Early music can seem intimidating, as imposing and immutable as a stone cathedral. The context for which much of it was written—liturgical ritual—is no longer a part of daily life for most. The music adheres to mathematical and technical principles, rather than sweeping listeners away with the pathos of Romantic repertoire. And the training required to play most period instruments is expensive, difficult, and time-consuming. Perhaps as a result, early music (usually defined as Western European music written before the death of Bach in 1750) is often viewed as a monolithic obstacle to surmount or a gleaming ideal on a pedestal.
These musty conceptions are exactly what some of today’s most innovative choral directors are seeking to topple. It helps that the voice is a much more accessible instrument than, say, the theorbo or the viola da gamba. A cappella early music in particular has spread beyond the domain of conservatory-trained professionals, and many community choruses regularly perform early pieces.
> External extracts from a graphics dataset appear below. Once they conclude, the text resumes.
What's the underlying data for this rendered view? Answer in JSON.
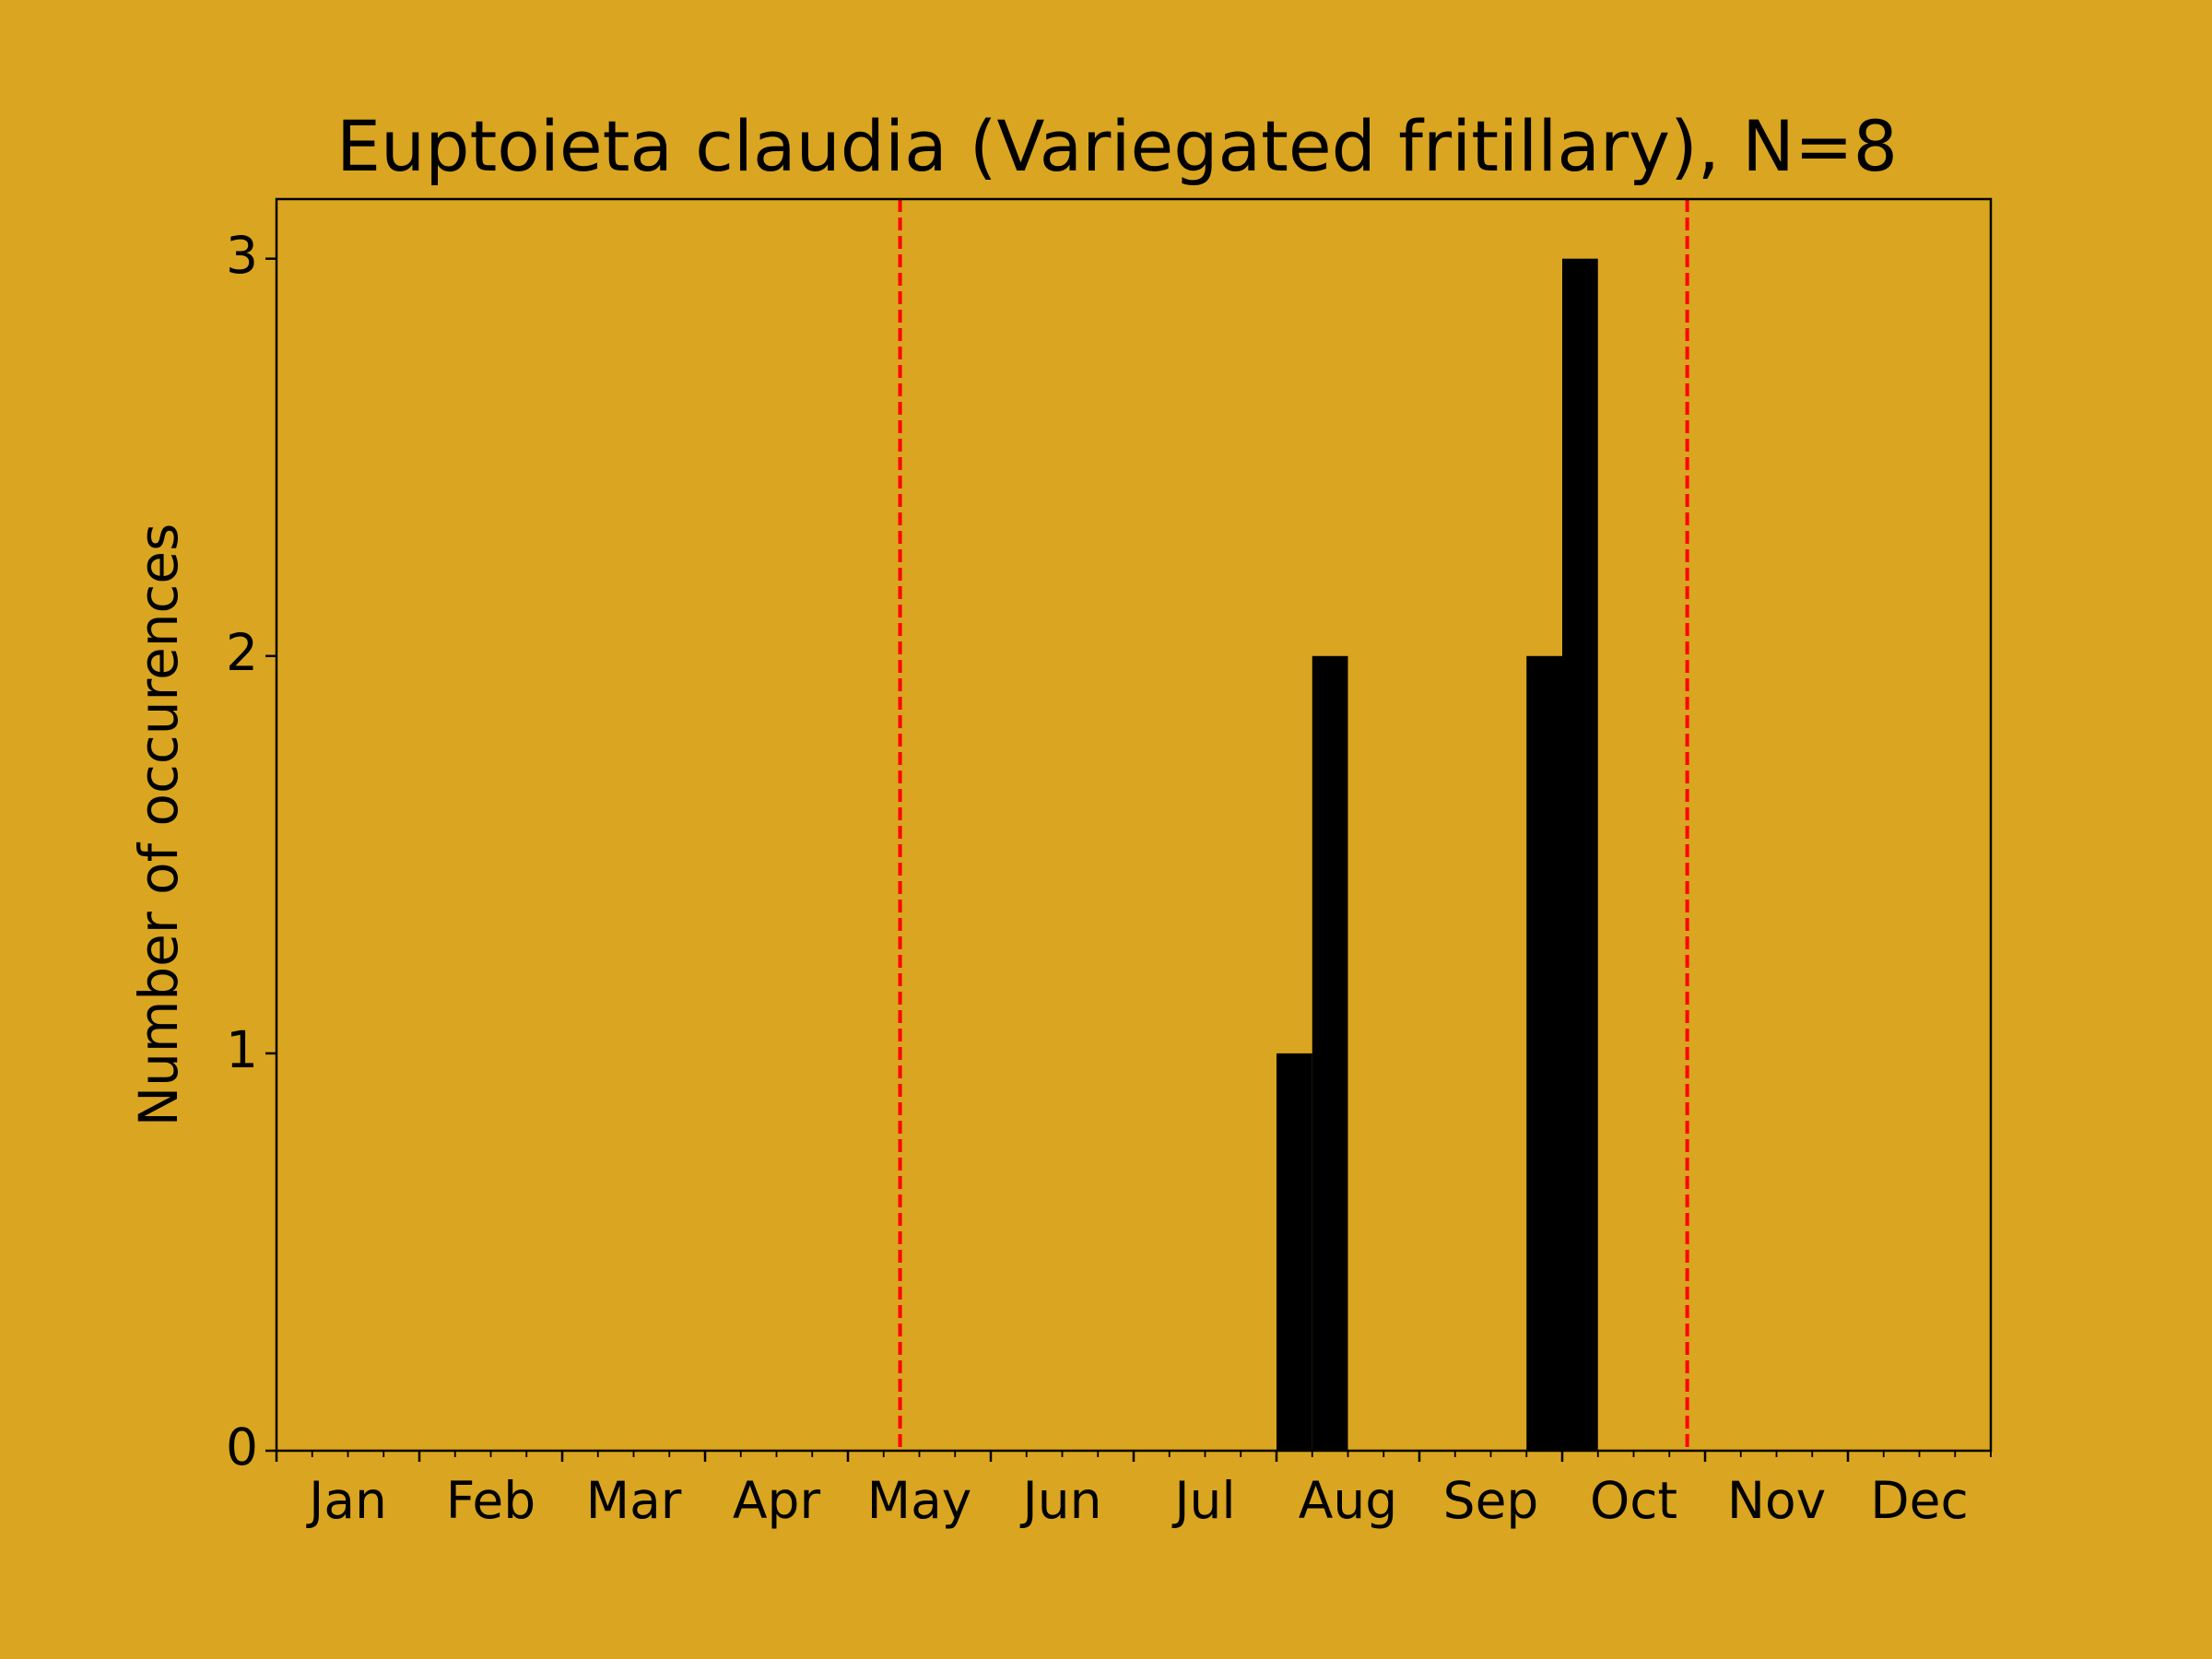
{
  "chart_data": {
    "type": "histogram",
    "title": "Euptoieta claudia (Variegated fritillary), N=8",
    "ylabel": "Number of occurences",
    "bins": [
      0,
      1,
      2,
      3,
      4,
      5,
      6,
      7,
      8,
      9,
      10,
      11,
      12,
      13,
      14,
      15,
      16,
      17,
      18,
      19,
      20,
      21,
      22,
      23,
      24,
      25,
      26,
      27,
      28,
      29,
      30,
      31,
      32,
      33,
      34,
      35,
      36,
      37,
      38,
      39,
      40,
      41,
      42,
      43,
      44,
      45,
      46,
      47,
      48
    ],
    "values": [
      0,
      0,
      0,
      0,
      0,
      0,
      0,
      0,
      0,
      0,
      0,
      0,
      0,
      0,
      0,
      0,
      0,
      0,
      0,
      0,
      0,
      0,
      0,
      0,
      0,
      0,
      0,
      0,
      1,
      2,
      0,
      0,
      0,
      0,
      0,
      2,
      3,
      0,
      0,
      0,
      0,
      0,
      0,
      0,
      0,
      0,
      0,
      0
    ],
    "color": "#000000",
    "xlim": [
      0,
      48
    ],
    "xticks": [
      {
        "value": 0,
        "label": "Jan"
      },
      {
        "value": 4,
        "label": "Feb"
      },
      {
        "value": 8,
        "label": "Mar"
      },
      {
        "value": 12,
        "label": "Apr"
      },
      {
        "value": 16,
        "label": "May"
      },
      {
        "value": 20,
        "label": "Jun"
      },
      {
        "value": 24,
        "label": "Jul"
      },
      {
        "value": 28,
        "label": "Aug"
      },
      {
        "value": 32,
        "label": "Sep"
      },
      {
        "value": 36,
        "label": "Oct"
      },
      {
        "value": 40,
        "label": "Nov"
      },
      {
        "value": 44,
        "label": "Dec"
      }
    ],
    "xminor": [
      0,
      1,
      2,
      3,
      4,
      5,
      6,
      7,
      8,
      9,
      10,
      11,
      12,
      13,
      14,
      15,
      16,
      17,
      18,
      19,
      20,
      21,
      22,
      23,
      24,
      25,
      26,
      27,
      28,
      29,
      30,
      31,
      32,
      33,
      34,
      35,
      36,
      37,
      38,
      39,
      40,
      41,
      42,
      43,
      44,
      45,
      46,
      47,
      48
    ],
    "ylim": [
      0,
      3.15
    ],
    "yticks": [
      0,
      1,
      2,
      3
    ],
    "vlines": {
      "color": "#ff0000",
      "values": [
        17.46,
        39.5
      ]
    }
  }
}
Inaccessible? Actually, People “Get It”
The choral directors interviewed all agreed that early music is, in fact, warmly appreciated by their audiences. “A tremendous amount of early music is a cappella,” says Kent Tritle, who helms ensembles such as the Oratorio Society of New York and Musica Sacra in addition to his duties as director of choral activities at Manhattan School of Music. Tritle has also directed the choral workshop program at the Amherst Early Music Festival, a one-week intensive for experienced volunteer singers. “What the human voice can do with monophony, polyphony, and antiphony has a magnetic way of touching people deeply. Early music, performed beautifully—people get it.”